25 de dez. de 2014

Esplêndida arte, ligações.

Ao tornar mais lento o decorrer da noite, ao dividi-la em partes ela soube transformar nosso curto espaço de tempo numa pequena arquitetura maravilhosa, como uma forma.

Imprimir forma a uma duração é uma exigência da beleza, mas também é da memória. Pois aquilo que não tem forma é inalcançável, imemorável.

Há um vínculo secreto entre a lentidão e a memória, entre a velocidade e o esquecimento. Imaginemos uma situação das mais comuns: um homem andando na rua. De repente, ele quer se lembrar de alguma coisa, mas a lembrança lhe escapa. Nesse momento, automaticamente, seus passos ficam mais lentos.
Ao contrário, quem está tentando esquecer um incidente penoso que acabou de viver sem querer acelera o passo, como se quisesse rapidamente se afastar daquilo que, no tempo, ainda está muito próximo de si.
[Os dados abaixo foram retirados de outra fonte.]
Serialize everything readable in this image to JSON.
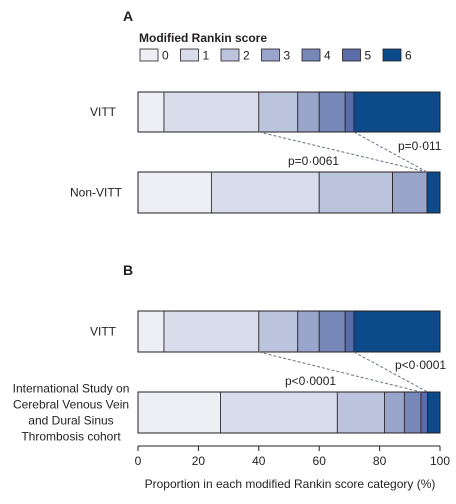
{
  "colors": {
    "segments": [
      "#eeeef5",
      "#d9dceb",
      "#bcc3dc",
      "#9aa5cc",
      "#7787b8",
      "#5b6da8",
      "#0c4a8a"
    ],
    "bar_stroke": "#231f20",
    "dash": "#6a7286"
  },
  "chart_data": [
    {
      "type": "bar",
      "orientation": "horizontal",
      "stacked": true,
      "panel": "A",
      "legend_title": "Modified Rankin score",
      "legend_labels": [
        "0",
        "1",
        "2",
        "3",
        "4",
        "5",
        "6"
      ],
      "categories": [
        "VITT",
        "Non-VITT"
      ],
      "series": [
        {
          "name": "0",
          "values": [
            8.6,
            24.3
          ]
        },
        {
          "name": "1",
          "values": [
            31.4,
            35.7
          ]
        },
        {
          "name": "2",
          "values": [
            12.9,
            24.3
          ]
        },
        {
          "name": "3",
          "values": [
            7.1,
            11.4
          ]
        },
        {
          "name": "4",
          "values": [
            8.6,
            0
          ]
        },
        {
          "name": "5",
          "values": [
            2.9,
            0
          ]
        },
        {
          "name": "6",
          "values": [
            28.5,
            4.3
          ]
        }
      ],
      "annotations": [
        {
          "text": "p=0·011",
          "from_boundary": 5,
          "to_boundary": 6
        },
        {
          "text": "p=0·0061",
          "from_boundary": 2,
          "to_boundary": 5
        }
      ],
      "xlim": [
        0,
        100
      ]
    },
    {
      "type": "bar",
      "orientation": "horizontal",
      "stacked": true,
      "panel": "B",
      "categories": [
        "VITT",
        "International Study on Cerebral Venous Vein and Dural Sinus Thrombosis cohort"
      ],
      "category_lines": [
        [
          "VITT"
        ],
        [
          "International Study on",
          "Cerebral Venous Vein",
          "and Dural Sinus",
          "Thrombosis cohort"
        ]
      ],
      "series": [
        {
          "name": "0",
          "values": [
            8.6,
            27.3
          ]
        },
        {
          "name": "1",
          "values": [
            31.4,
            38.7
          ]
        },
        {
          "name": "2",
          "values": [
            12.9,
            15.6
          ]
        },
        {
          "name": "3",
          "values": [
            7.1,
            6.6
          ]
        },
        {
          "name": "4",
          "values": [
            8.6,
            5.5
          ]
        },
        {
          "name": "5",
          "values": [
            2.9,
            2.2
          ]
        },
        {
          "name": "6",
          "values": [
            28.5,
            4.1
          ]
        }
      ],
      "annotations": [
        {
          "text": "p<0·0001",
          "from_boundary": 5,
          "to_boundary": 6
        },
        {
          "text": "p<0·0001",
          "from_boundary": 2,
          "to_boundary": 5
        }
      ],
      "xlim": [
        0,
        100
      ],
      "xticks": [
        0,
        20,
        40,
        60,
        80,
        100
      ],
      "xlabel": "Proportion in each modified Rankin score category (%)"
    }
  ]
}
Conceber esse encontro como uma forma foi algo muito precioso, visto que essa noite não deveria ter amanhã e só poderia se repetir na lembrança.

21 de dez. de 2014

Lentidão e as chamas do êxtase.

Avançando pelo acostamento devagar, a 27Km/h ouço apenas um assovio e um empurrão de ar, seguido de outros. Certamente estão acima dos 200Km/h, costurando entre os carros.

Olho pro meu odômetro e ainda falta um bom trecho pelo rodoanel até chegar em Embu, hora e meia pela frente. Esses rapidinhos de moto, se estiverem indo prá lá, vão chegar em poucos minutos ...

Pensei em como pessoas podem não ter medo da morte se arriscando assim na velocidade e depois serem tão prudentes num assalto, numa briga, numa discussão no trabalho.

Talvez a velocidade máxima faça com que a pessoa só possa se concentrar naquele exato momento, agarrando-se num fragmento do tempo que é arrancado da sua continuidade, do seu passado-futuro. Nesse estado de êxtase, não sabe nada de sua idade, de seus amigos, familiares, preocupações e portanto não tem medo pois o medo tem uma ligação com a preocupação com o futuro e quem se liberta do futuro nada tem a temer.

Ao contrário do motociclista ou do motorista que vai a toda marcha, quem corre a pé ou de bicicleta está sempre presente em seu corpo, forçado a pensar em suas bolhas, cãibras, no seu fôlego. Enquanto vai seguindo sente seu peso, sua idade, consciente mais do que nunca de si mesmo e do tempo de sua vida.
E assim sente-se chegando a novos lugares que se mostram prazeirosamente familiares ao invés dos lugares chegarem rápidos e estranhos, num jet lag.